The Advertiser’s Crash Course In Online Attribution
Published: Jan 21, 2014
Yieldify Partnerships VP Ollie Jones explores the current state of play in online attribution and forecasts the direction of the debate in 2015.
91% of marketers recognize the importance of attribution and 35% consider it critical to their plans.
But attribution is a persistent problem for online marketers. Which partner takes credit for the sale? How do you attribute value to a branding display banner that leads to a website visit, that leads to a product search on Google and an eventual purchase? Much is still based on a Last Click model and we still don’t really have a solid method of attributing money spent on branding or social.
Attribution models and tools are useful but they’re no magic wand.
Eric Eichmann, Chief Revenue Officer, Criteo
Yet being able to calculate ROI and accountability as accurately as possible is crucial not only in order to justify and optimise your online ad spend, but also to make sure your chosen partners feel properly motivated to drive value to their brand partners.
Last Click works but the system is flawed
In an ideal world, you would be able to monitor user behaviour based upon on-site dwell time, time elapsed since coming through an affiliate partner and the order in which a user interacted with each affiliate or channel (search / social / display) in order to find out who should be allocated credit for what.
In reality, the industry leans on a ‘last click wins’ model. Its central flaw is that a partner can drive the traffic to the site in the first place, only to be overridden by a voucher code at the last hurdle. The model doesn’t give fair credit to the entire user journey. Pay Per Click wins out in a big way following Last Click because people search for a brand on their way to conversion. They do this because it is convenient rather than because it has actually had an influence on their intent to buy.
There are winners and losers here, but the biggest losers in Last Click are the advertisers themselves.

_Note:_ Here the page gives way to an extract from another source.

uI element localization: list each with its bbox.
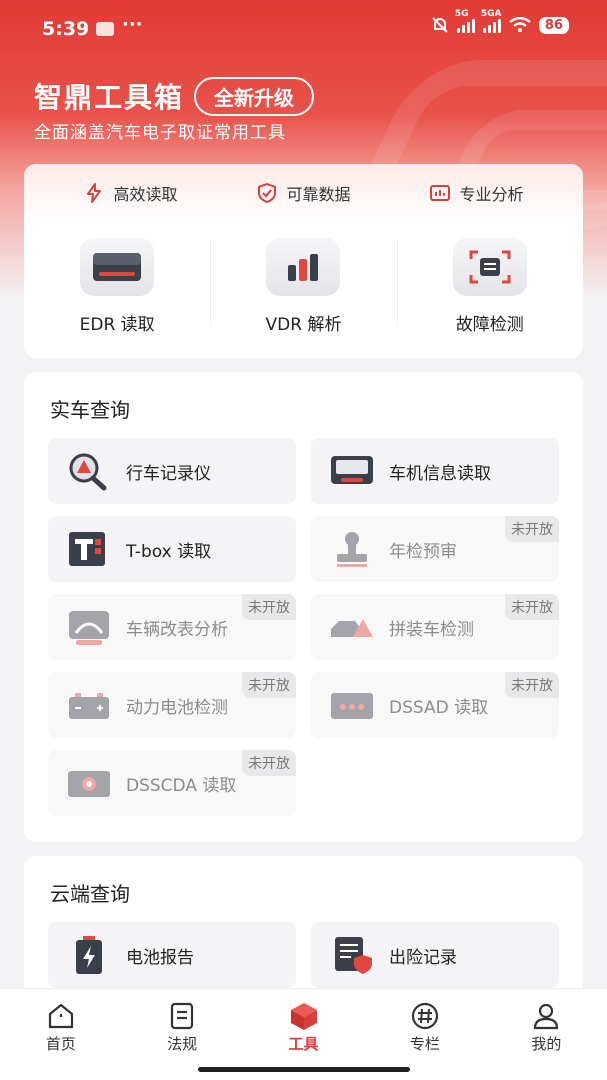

If those driving the highest value leads do not receive an excellent ROI from their clients, they will lose the motivation to continue driving value.

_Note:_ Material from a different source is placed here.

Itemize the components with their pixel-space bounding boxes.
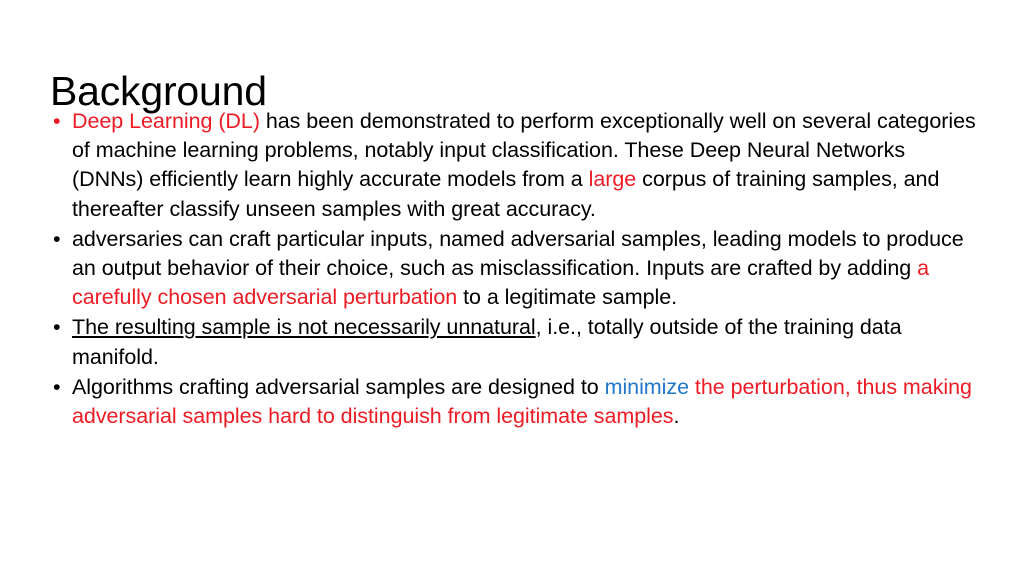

Advertisers need to be more aware that Last Click has not been defined as an industry standard – it doesn’t have to stay this way and all signs suggest that the scales are tipping towards a more intelligent system of attribution.
Multi-touch attribution is the future
Rather than spotlight the last form of media the customer was exposed to, multi-touch attribution recognizes the importance of every interaction and opportunity to interface within the consumer’s journey from awareness to actual purchase.

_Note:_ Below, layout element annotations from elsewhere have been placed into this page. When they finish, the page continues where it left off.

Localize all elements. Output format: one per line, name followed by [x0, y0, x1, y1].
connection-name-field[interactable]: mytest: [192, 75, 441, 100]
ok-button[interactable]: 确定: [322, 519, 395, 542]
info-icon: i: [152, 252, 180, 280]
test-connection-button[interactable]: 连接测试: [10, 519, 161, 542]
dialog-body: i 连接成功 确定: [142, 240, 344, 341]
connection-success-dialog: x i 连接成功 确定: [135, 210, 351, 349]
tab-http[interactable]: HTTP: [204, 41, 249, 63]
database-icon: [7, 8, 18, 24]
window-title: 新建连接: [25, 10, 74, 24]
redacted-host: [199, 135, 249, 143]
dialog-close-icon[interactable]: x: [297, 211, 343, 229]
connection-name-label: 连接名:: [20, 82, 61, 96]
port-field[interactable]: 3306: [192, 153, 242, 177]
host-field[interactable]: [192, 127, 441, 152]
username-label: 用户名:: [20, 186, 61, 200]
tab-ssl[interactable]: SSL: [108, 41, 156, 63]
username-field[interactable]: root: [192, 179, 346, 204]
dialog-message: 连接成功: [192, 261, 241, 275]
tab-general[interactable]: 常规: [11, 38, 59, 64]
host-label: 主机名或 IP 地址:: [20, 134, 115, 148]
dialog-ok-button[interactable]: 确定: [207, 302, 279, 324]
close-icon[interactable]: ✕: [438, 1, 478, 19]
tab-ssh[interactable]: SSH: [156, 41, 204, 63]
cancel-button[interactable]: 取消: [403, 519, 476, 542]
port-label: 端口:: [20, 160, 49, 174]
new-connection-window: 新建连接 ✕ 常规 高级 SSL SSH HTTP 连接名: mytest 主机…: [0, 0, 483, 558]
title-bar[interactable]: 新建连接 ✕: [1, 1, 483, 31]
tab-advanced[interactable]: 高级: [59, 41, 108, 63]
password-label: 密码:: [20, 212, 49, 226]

Multi-touch attribution is widely expected to mature in 2015. The ideal model – whereby the credit for revenue driven is distributed across touchpoints – promises to provide fair and valuable allocation of credit. The systems necessary to crunch user interaction data in real time are only coming to fruition now.
The big players are driving this change – Google and AOL’s acquisition of Adometry and Convertro last year signalled to the market that it is only a matter of time until Last Click is replaced by this more dynamic and reactive model.
Disjointed buyer journeys complicate attribution
It is well known that the online buyer journeys is fragmented between channels. Right now, nobody knows how to track cross-device purchases without personally asking the consumer. Cross-channel journeys further muddy the water. There will be over half a million click-and-collect purchases made in 2015. Likewise users frequently use the high street as a showroom for online transactions – and websites as a webrooms to inform brick-and-mortar purchases.
These scenarios all raise further questions as to how sales can be properly attributed when the purchase path crosses between offline and online. Attribution therefore requires a strong omnichannel strategy as a platform where user behaviour can be properly tracked across all channels and devices.
Trust the teams behind new tech
Whether products initially drive traffic, bring users back to a site or encourage users not to leave in the first place, it is worth remembering that all these solutions are being built from the ground up by dedicated teams who are working with the intention of improving brands’ online user journeys.
Partners only stand to profit if the client does…in principle. They should only profit if they claim the sales or cross a threshold of clicks; it is the analyst’s job to establish whether these sales are truthfully assigned. But transparency should go both ways. If marketing managers are prepared to share insights that might serve to assist their partners in optimising their offering, that conversation stands to benefit both parties.